Theoretically, these rules should have had the same effect as
requiring that companies include stock options as an expense
in both financial statements and footnotes.)
[6.4.14]
Yet the difference mattered.
Corporate CEOs—especially those from Silicon Valley—
lobbied aggressively against FASB’s proposal.
They obviously did not think markets were efficient,
or that stock prices reflected the costs of stock-option compensation.
They were afraid the proposal would hurt their stock prices,
and they told regulators about their concerns.
They claimed that, without favorable treatment of options,
they wouldn’t be able to attract top executives,
because they didn’t have enough cash to pay them.
Lobbyists sent out hundreds of comment letters
and distributed thousands of “Stop FASB Action Kits.”
[6.4.15]
Again, individual shareholders were powerless to lobby against such forces.
The day before FASB was to issue its new rule for options,
Senators Joseph Lieberman, Barbara Boxer, Dianne Feinstein, and Connie Mack
introduced a bill to force FASB to drop the proposal.

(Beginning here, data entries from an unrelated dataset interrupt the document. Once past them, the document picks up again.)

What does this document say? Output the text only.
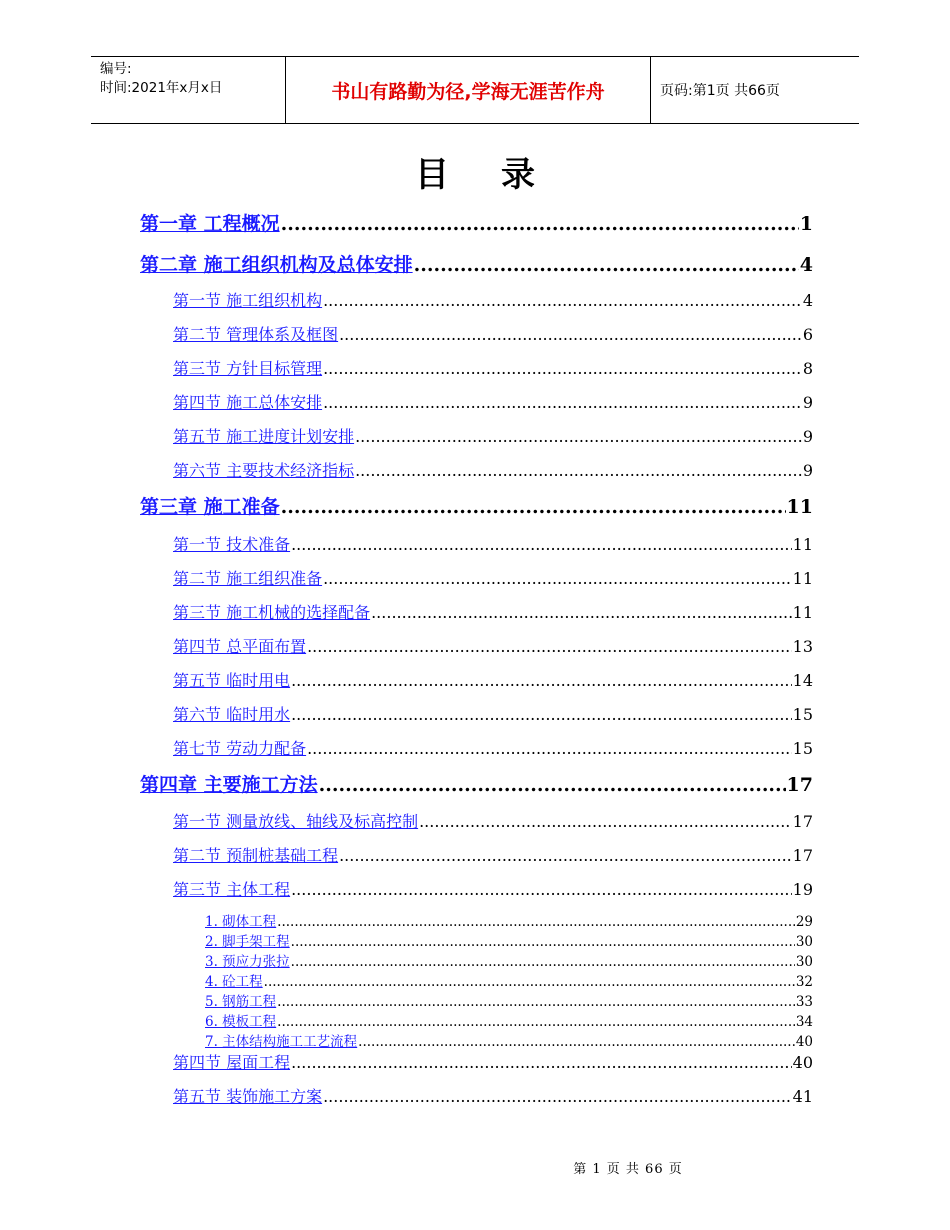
编号:
时间:2021年x月x日	书山有路勤为径,学海无涯苦作舟	页码:第1页 共66页
目录
第一章 工程概况 .....	1
第二章 施工组织机构及总体安排 .....	4
第一节 施工组织机构 .....	4
第二节 管理体系及框图 .....	6
第三节 方针目标管理 .....	8
第四节 施工总体安排 .....	9
第五节 施工进度计划安排 .....	9
第六节 主要技术经济指标 .....	9
第三章 施工准备 .....	11
第一节 技术准备 .....	11
第二节 施工组织准备 .....	11
第三节 施工机械的选择配备 .....	11
第四节 总平面布置 .....	13
第五节 临时用电 .....	14
第六节 临时用水 .....	15
第七节 劳动力配备 .....	15
第四章 主要施工方法 .....	17
第一节 测量放线、轴线及标高控制 .....	17
第二节 预制桩基础工程 .....	17
第三节 主体工程 .....	19
1. 砌体工程 .....	29
2. 脚手架工程 .....	30
3. 预应力张拉 .....	30
4. 砼工程 .....	32
5. 钢筋工程 .....	33
6. 模板工程 .....	34
7. 主体结构施工工艺流程 .....	40
第四节 屋面工程 .....	40
第五节 装饰施工方案 .....	41
第 1 页 共 66 页
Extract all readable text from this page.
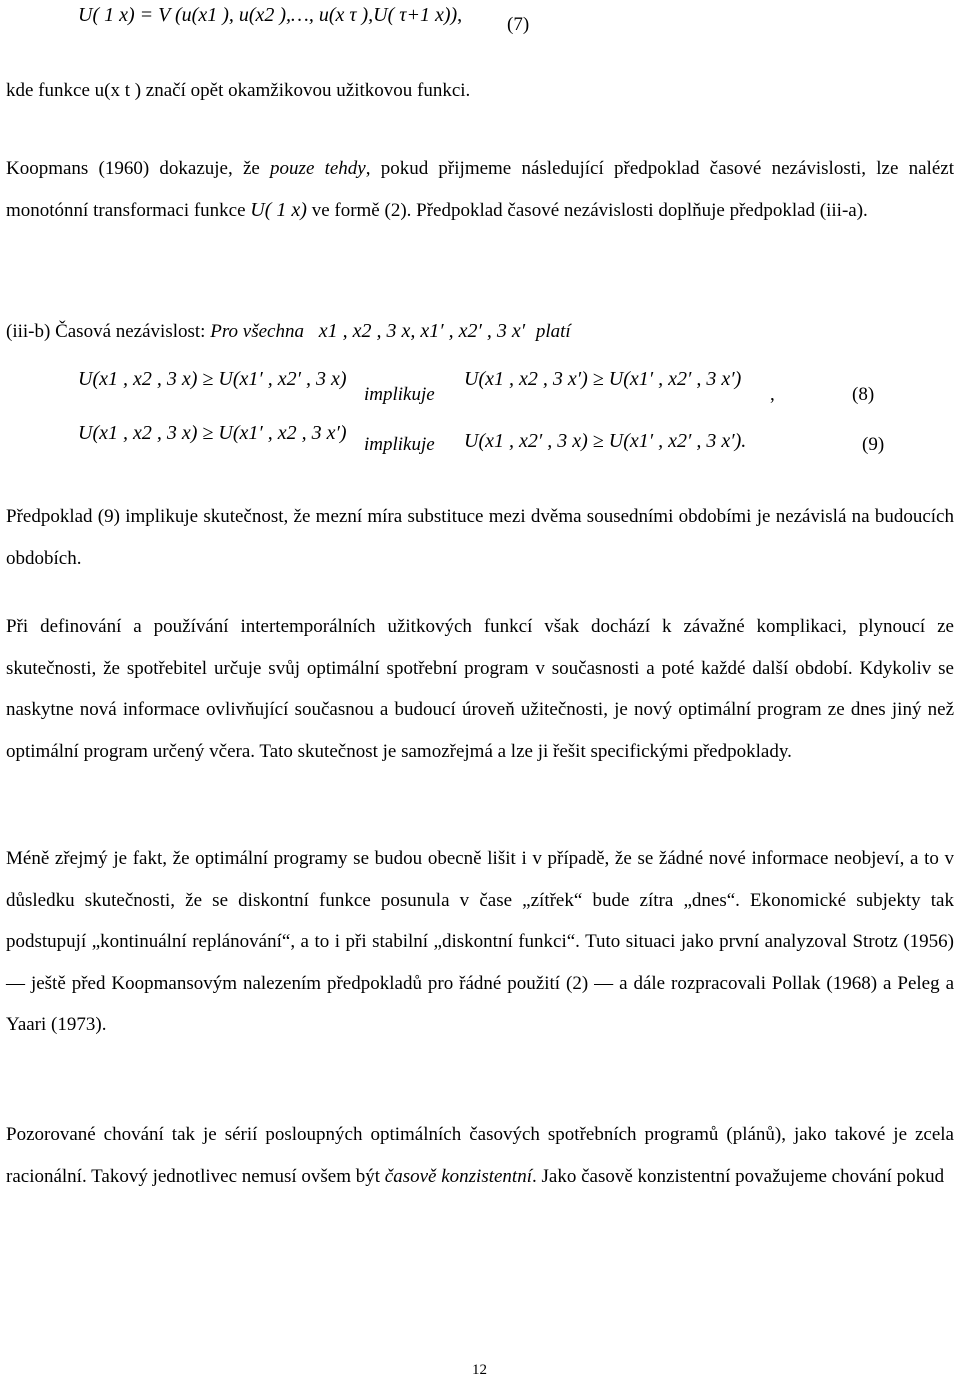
U( 1 x) = V (u(x1 ), u(x2 ),…, u(x τ ),U( τ+1 x)), (7)
kde funkce u(x t ) značí opět okamžikovou užitkovou funkci.
Koopmans (1960) dokazuje, že pouze tehdy, pokud přijmeme následující předpoklad časové nezávislosti, lze nalézt monotónní transformaci funkce U( 1 x) ve formě (2). Předpoklad časové nezávislosti doplňuje předpoklad (iii-a).
(iii-b) Časová nezávislost: Pro všechna x1 , x2 , 3 x, x1′ , x2′ , 3 x′ platí
U(x1 , x2 , 3 x) ≥ U(x1′ , x2′ , 3 x)
implikuje
U(x1 , x2 , 3 x′) ≥ U(x1′ , x2′ , 3 x′)
,	(8)
U(x1 , x2 , 3 x) ≥ U(x1′ , x2 , 3 x′)
implikuje U(x1 , x2′ , 3 x) ≥ U(x1′ , x2′ , 3 x′).	(9)
Předpoklad (9) implikuje skutečnost, že mezní míra substituce mezi dvěma sousedními obdobími je nezávislá na budoucích obdobích.
Při definování a používání intertemporálních užitkových funkcí však dochází k závažné komplikaci, plynoucí ze skutečnosti, že spotřebitel určuje svůj optimální spotřební program v současnosti a poté každé další období. Kdykoliv se naskytne nová informace ovlivňující současnou a budoucí úroveň užitečnosti, je nový optimální program ze dnes jiný než optimální program určený včera. Tato skutečnost je samozřejmá a lze ji řešit specifickými předpoklady.
Méně zřejmý je fakt, že optimální programy se budou obecně lišit i v případě, že se žádné nové informace neobjeví, a to v důsledku skutečnosti, že se diskontní funkce posunula v čase „zítřek“ bude zítra „dnes“. Ekonomické subjekty tak podstupují „kontinuální replánování“, a to i při stabilní „diskontní funkci“. Tuto situaci jako první analyzoval Strotz (1956) — ještě před Koopmansovým nalezením předpokladů pro řádné použití (2) — a dále rozpracovali Pollak (1968) a Peleg a Yaari (1973).
Pozorované chování tak je sérií posloupných optimálních časových spotřebních programů (plánů), jako takové je zcela racionální. Takový jednotlivec nemusí ovšem být časově konzistentní. Jako časově konzistentní považujeme chování pokud
12
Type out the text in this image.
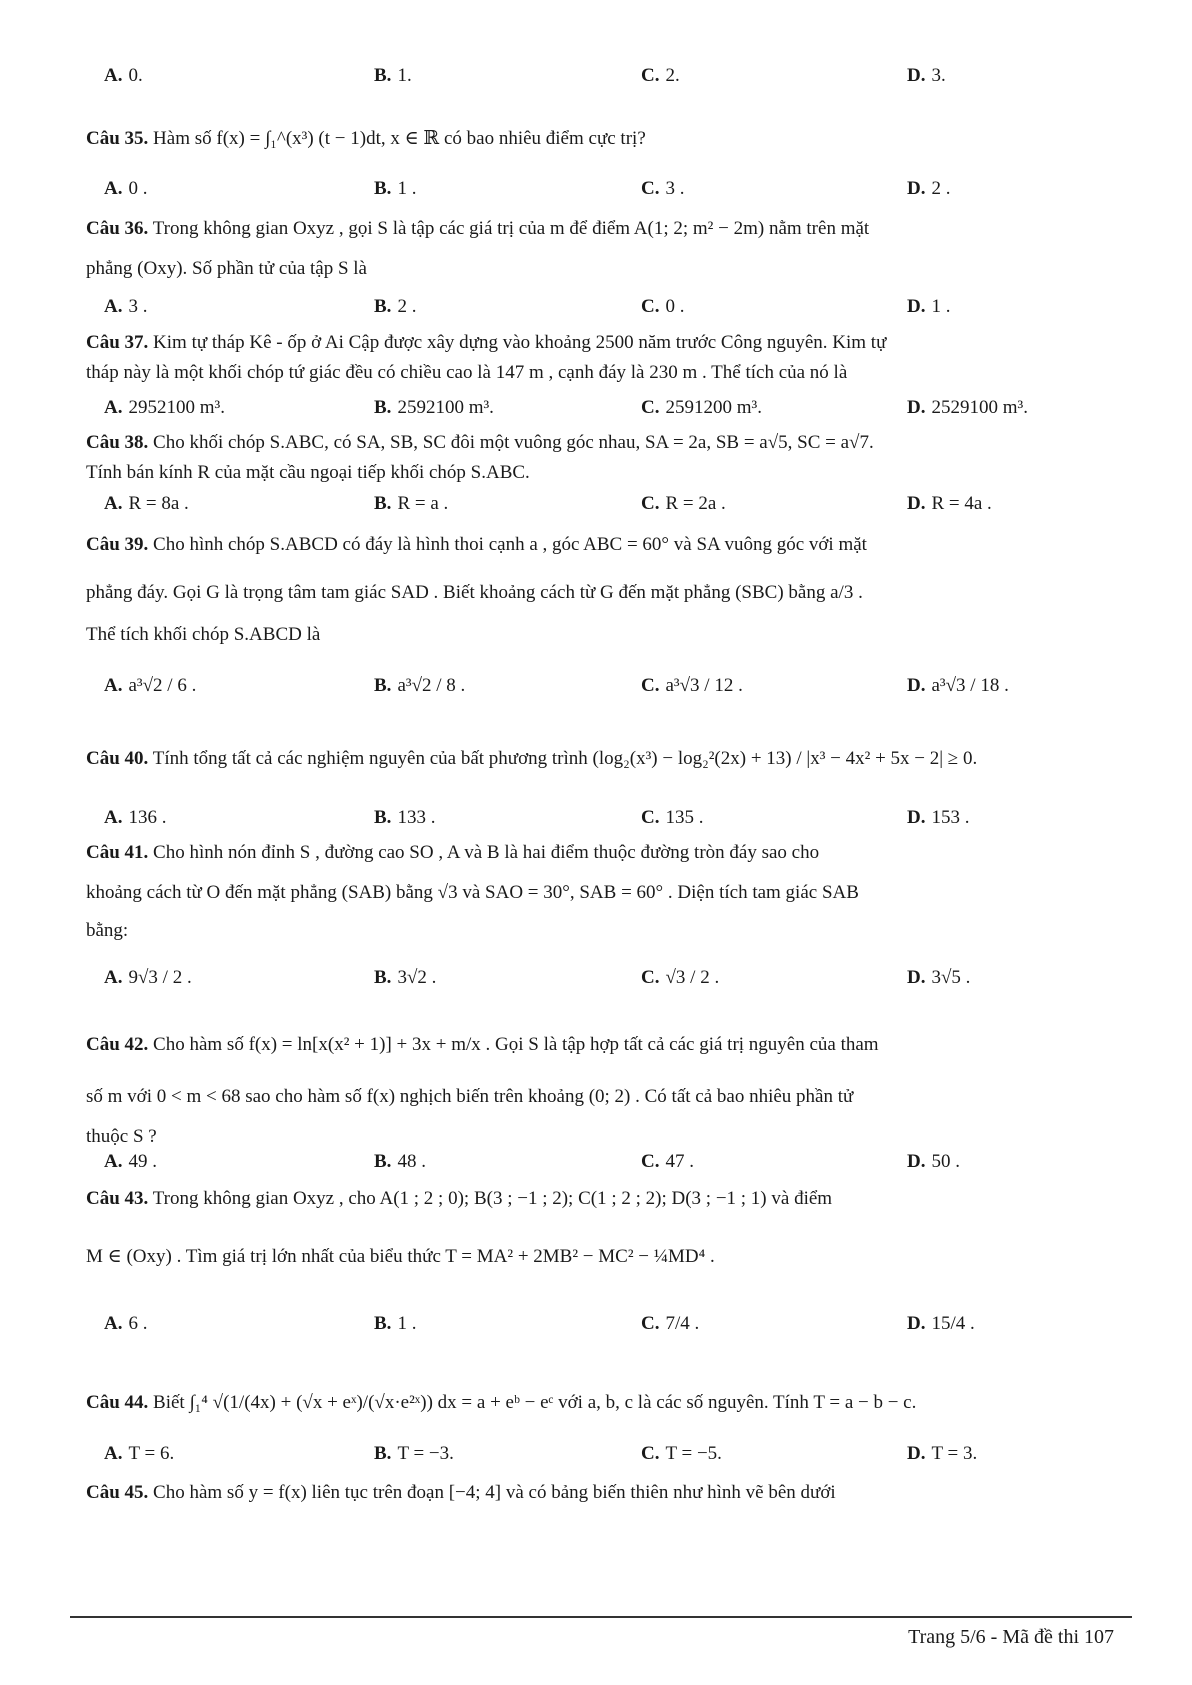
A. 0.	B. 1.	C. 2.	D. 3.
Câu 35. Hàm số f(x) = ∫₁^(x³) (t − 1)dt, x ∈ ℝ có bao nhiêu điểm cực trị?
A. 0 .	B. 1 .	C. 3 .	D. 2 .
Câu 36. Trong không gian Oxyz , gọi S là tập các giá trị của m để điểm A(1; 2; m² − 2m) nằm trên mặt
phẳng (Oxy). Số phần tử của tập S là
A. 3 .	B. 2 .	C. 0 .	D. 1 .
Câu 37. Kim tự tháp Kê - ốp ở Ai Cập được xây dựng vào khoảng 2500 năm trước Công nguyên. Kim tự
tháp này là một khối chóp tứ giác đều có chiều cao là 147 m , cạnh đáy là 230 m . Thể tích của nó là
A. 2952100 m³.	B. 2592100 m³.	C. 2591200 m³.	D. 2529100 m³.
Câu 38. Cho khối chóp S.ABC, có SA, SB, SC đôi một vuông góc nhau, SA = 2a, SB = a√5, SC = a√7.
Tính bán kính R của mặt cầu ngoại tiếp khối chóp S.ABC.
A. R = 8a .	B. R = a .	C. R = 2a .	D. R = 4a .
Câu 39. Cho hình chóp S.ABCD có đáy là hình thoi cạnh a , góc ABC = 60° và SA vuông góc với mặt
phẳng đáy. Gọi G là trọng tâm tam giác SAD . Biết khoảng cách từ G đến mặt phẳng (SBC) bằng a/3 .
Thể tích khối chóp S.ABCD là
A. a³√2 / 6 .	B. a³√2 / 8 .	C. a³√3 / 12 .	D. a³√3 / 18 .
Câu 40. Tính tổng tất cả các nghiệm nguyên của bất phương trình (log₂(x³) − log₂²(2x) + 13) / |x³ − 4x² + 5x − 2| ≥ 0.
A. 136 .	B. 133 .	C. 135 .	D. 153 .
Câu 41. Cho hình nón đỉnh S , đường cao SO , A và B là hai điểm thuộc đường tròn đáy sao cho
khoảng cách từ O đến mặt phẳng (SAB) bằng √3 và SAO = 30°, SAB = 60° . Diện tích tam giác SAB
bằng:
A. 9√3 / 2 .	B. 3√2 .	C. √3 / 2 .	D. 3√5 .
Câu 42. Cho hàm số f(x) = ln[x(x² + 1)] + 3x + m/x . Gọi S là tập hợp tất cả các giá trị nguyên của tham
số m với 0 < m < 68 sao cho hàm số f(x) nghịch biến trên khoảng (0; 2) . Có tất cả bao nhiêu phần tử
thuộc S ?
A. 49 .	B. 48 .	C. 47 .	D. 50 .
Câu 43. Trong không gian Oxyz , cho A(1 ; 2 ; 0); B(3 ; −1 ; 2); C(1 ; 2 ; 2); D(3 ; −1 ; 1) và điểm
M ∈ (Oxy) . Tìm giá trị lớn nhất của biểu thức T = MA² + 2MB² − MC² − ¼MD⁴ .
A. 6 .	B. 1 .	C. 7/4 .	D. 15/4 .
Câu 44. Biết ∫₁⁴ √(1/(4x) + (√x + eˣ)/(√x·e²ˣ)) dx = a + eᵇ − eᶜ với a, b, c là các số nguyên. Tính T = a − b − c.
A. T = 6.	B. T = −3.	C. T = −5.	D. T = 3.
Câu 45. Cho hàm số y = f(x) liên tục trên đoạn [−4; 4] và có bảng biến thiên như hình vẽ bên dưới
Trang 5/6 - Mã đề thi 107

Senator Carl Levin was a lonely voice in Congress supporting FASB,
although he had plenty of company among accounting and finance experts.
[SEC Chairman] Arthur Levitt—
who earlier had expressed concern about stock-options accounting
during his confirmation hearing—
abruptly caved in,
and announced his opposition to the FASB proposal.
In May 1994,
the U.S. Senate passed a resolution condemning the proposal,
by a vote of 88 to 9.
Facing this opposition, FASB backed down.
Arthur Levitt would later describe his timid flip-flop on the accounting proposal
as his “greatest mistake.”
[6.4.16]
Senator Lieberman’s position was that,
“As a matter of abstract accounting theory,
FASB’s approach to stock accounting may be defensible.
But from a public policy, job creation, and competitiveness perspective,
it simply is unnecessary and unusually disruptive.”
Lieberman certainly was correct in arguing that some options—
particularly complex, long-term options—
were difficult to value,
as the losses at Bankers Trust and Salomon Brothers established.
But if companies couldn’t figure out what long-term stock options were worth,
should they really have been giving those options to their CEOs,
instead of simply paying them in stock,
which had an obvious value?
[6.4.17]
The next chapter (“Messages Received”) describes
the effect of large stock-option grants on the behavior of corporate executives.
It isn’t pretty.
For now, it is sufficient to note that
the increase in the use of stock options coincided with
a massive increase in accounting fraud by corporate executives,
who benefited from short-term increases in their stock prices.
More than half of the profits from some major high-technology firms
were from the accounting treatment for options.
The accounting treatment of stock options also was a dangerous precedent
in allowing companies to use stock to affect their own income.
When Jeffrey Skilling, formerly Enron’s CEO,
was challenged at a congressional hearing
to name one example of when a company was entitled to
use its own stock to affect its income statement,
he cited the accounting rules for stock options.